Gece giderlerse; ezan sesine karışan, öldür Allah’ım feryatlarını duyacaklar. Gündüzleri ise, teneffüse çıkmış, cennetteki kuş sesleri misali çocuk cıvıltılarını...
Faik Güleçyüz, İstanbul-Maltepe"
Evet biz Faik Güleçyüz ile bugün, yani 12 Mart Cumartesi günü saat: 11.00'da yıkılan Zihni Paşa köşkünün yerinde yaptırılan İşkence heykellerinin önündeydik.
Faik beyin eşi, kızı ve işkence gören bazı arkadaşları ile yakınları da gelmişlerdi.
İşkenceyi ve işkencecileri kınadık.
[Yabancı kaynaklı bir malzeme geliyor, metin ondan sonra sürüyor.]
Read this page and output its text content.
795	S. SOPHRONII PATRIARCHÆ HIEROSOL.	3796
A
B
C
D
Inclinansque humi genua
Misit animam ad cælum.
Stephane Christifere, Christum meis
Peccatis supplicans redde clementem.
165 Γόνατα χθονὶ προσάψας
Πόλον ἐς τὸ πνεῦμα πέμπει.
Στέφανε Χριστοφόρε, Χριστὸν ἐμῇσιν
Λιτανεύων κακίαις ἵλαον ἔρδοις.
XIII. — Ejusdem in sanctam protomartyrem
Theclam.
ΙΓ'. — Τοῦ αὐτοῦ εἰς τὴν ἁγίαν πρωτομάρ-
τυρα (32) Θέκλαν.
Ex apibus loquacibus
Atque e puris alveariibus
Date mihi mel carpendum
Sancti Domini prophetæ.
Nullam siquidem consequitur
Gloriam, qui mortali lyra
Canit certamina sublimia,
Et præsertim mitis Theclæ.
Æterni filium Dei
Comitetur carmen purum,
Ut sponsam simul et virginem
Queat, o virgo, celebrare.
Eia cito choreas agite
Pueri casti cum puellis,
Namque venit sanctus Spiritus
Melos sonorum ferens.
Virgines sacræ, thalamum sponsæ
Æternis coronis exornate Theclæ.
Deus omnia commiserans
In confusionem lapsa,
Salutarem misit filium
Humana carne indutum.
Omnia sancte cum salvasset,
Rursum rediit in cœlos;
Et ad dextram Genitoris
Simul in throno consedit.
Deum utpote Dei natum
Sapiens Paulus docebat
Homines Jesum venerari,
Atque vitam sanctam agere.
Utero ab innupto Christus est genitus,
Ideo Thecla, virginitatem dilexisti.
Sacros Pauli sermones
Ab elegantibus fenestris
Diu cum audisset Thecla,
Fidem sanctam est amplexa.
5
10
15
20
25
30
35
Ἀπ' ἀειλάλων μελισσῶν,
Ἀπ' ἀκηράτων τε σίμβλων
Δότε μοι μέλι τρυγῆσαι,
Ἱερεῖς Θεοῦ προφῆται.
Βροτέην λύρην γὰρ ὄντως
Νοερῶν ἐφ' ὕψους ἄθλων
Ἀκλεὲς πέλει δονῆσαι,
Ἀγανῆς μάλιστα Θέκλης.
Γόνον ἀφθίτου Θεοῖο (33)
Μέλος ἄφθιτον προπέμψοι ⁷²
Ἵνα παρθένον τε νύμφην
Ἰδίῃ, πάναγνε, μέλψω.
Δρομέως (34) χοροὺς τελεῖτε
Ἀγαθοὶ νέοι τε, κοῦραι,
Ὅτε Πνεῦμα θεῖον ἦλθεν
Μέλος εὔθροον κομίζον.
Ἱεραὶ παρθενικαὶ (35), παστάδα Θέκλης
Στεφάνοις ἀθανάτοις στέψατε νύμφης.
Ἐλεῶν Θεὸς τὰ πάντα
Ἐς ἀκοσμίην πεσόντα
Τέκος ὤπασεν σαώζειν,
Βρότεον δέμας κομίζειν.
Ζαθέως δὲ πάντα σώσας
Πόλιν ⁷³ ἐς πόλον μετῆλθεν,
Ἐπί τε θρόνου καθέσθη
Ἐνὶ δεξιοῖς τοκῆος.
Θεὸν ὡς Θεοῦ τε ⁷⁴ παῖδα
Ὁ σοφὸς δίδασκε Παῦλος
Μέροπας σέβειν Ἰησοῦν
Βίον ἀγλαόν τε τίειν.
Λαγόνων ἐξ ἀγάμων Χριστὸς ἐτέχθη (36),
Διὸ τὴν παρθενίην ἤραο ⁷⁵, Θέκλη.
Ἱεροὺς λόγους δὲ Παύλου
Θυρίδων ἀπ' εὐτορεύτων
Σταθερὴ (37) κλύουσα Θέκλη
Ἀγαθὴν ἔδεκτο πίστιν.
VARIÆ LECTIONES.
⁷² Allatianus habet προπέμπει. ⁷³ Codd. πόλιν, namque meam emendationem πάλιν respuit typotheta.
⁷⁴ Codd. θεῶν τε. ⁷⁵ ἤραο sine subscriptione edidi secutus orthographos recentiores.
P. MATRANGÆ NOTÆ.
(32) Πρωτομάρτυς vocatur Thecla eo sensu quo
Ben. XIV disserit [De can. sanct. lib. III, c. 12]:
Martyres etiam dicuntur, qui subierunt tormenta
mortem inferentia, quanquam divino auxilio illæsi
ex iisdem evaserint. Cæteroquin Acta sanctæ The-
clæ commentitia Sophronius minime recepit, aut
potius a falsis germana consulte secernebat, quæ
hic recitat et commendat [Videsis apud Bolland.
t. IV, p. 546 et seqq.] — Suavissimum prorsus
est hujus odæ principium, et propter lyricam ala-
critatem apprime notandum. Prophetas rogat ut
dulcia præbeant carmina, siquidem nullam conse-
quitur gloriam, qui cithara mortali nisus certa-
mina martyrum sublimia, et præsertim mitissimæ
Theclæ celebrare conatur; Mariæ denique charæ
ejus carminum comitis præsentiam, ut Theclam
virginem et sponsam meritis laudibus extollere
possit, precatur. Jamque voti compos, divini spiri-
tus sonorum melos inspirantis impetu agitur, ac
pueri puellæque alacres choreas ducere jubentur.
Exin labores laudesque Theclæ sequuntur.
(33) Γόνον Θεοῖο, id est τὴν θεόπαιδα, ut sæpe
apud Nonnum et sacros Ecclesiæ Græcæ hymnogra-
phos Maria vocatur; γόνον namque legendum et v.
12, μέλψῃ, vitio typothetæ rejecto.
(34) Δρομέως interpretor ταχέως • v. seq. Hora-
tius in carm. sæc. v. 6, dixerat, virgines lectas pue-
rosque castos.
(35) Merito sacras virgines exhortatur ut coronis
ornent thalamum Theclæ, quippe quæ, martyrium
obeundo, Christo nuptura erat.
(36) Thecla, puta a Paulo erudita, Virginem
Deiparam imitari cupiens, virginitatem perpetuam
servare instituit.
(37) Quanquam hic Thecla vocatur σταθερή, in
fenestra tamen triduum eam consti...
Çünkü; "İşkence İnsanlık Suçudur".
Bu vesileyle 12 Mart Muhtırasını da hatırlamış olalım.
Tam 45 yıl önce bugün, 12 Mart 1971 tarihinde TSK'leri Süleyman Demirel başkanlığındaki Adalet Partisi Hükümetini istifaya zorlayarak, Ülke idaresine müdahale etmek için muhtıra vermiştir.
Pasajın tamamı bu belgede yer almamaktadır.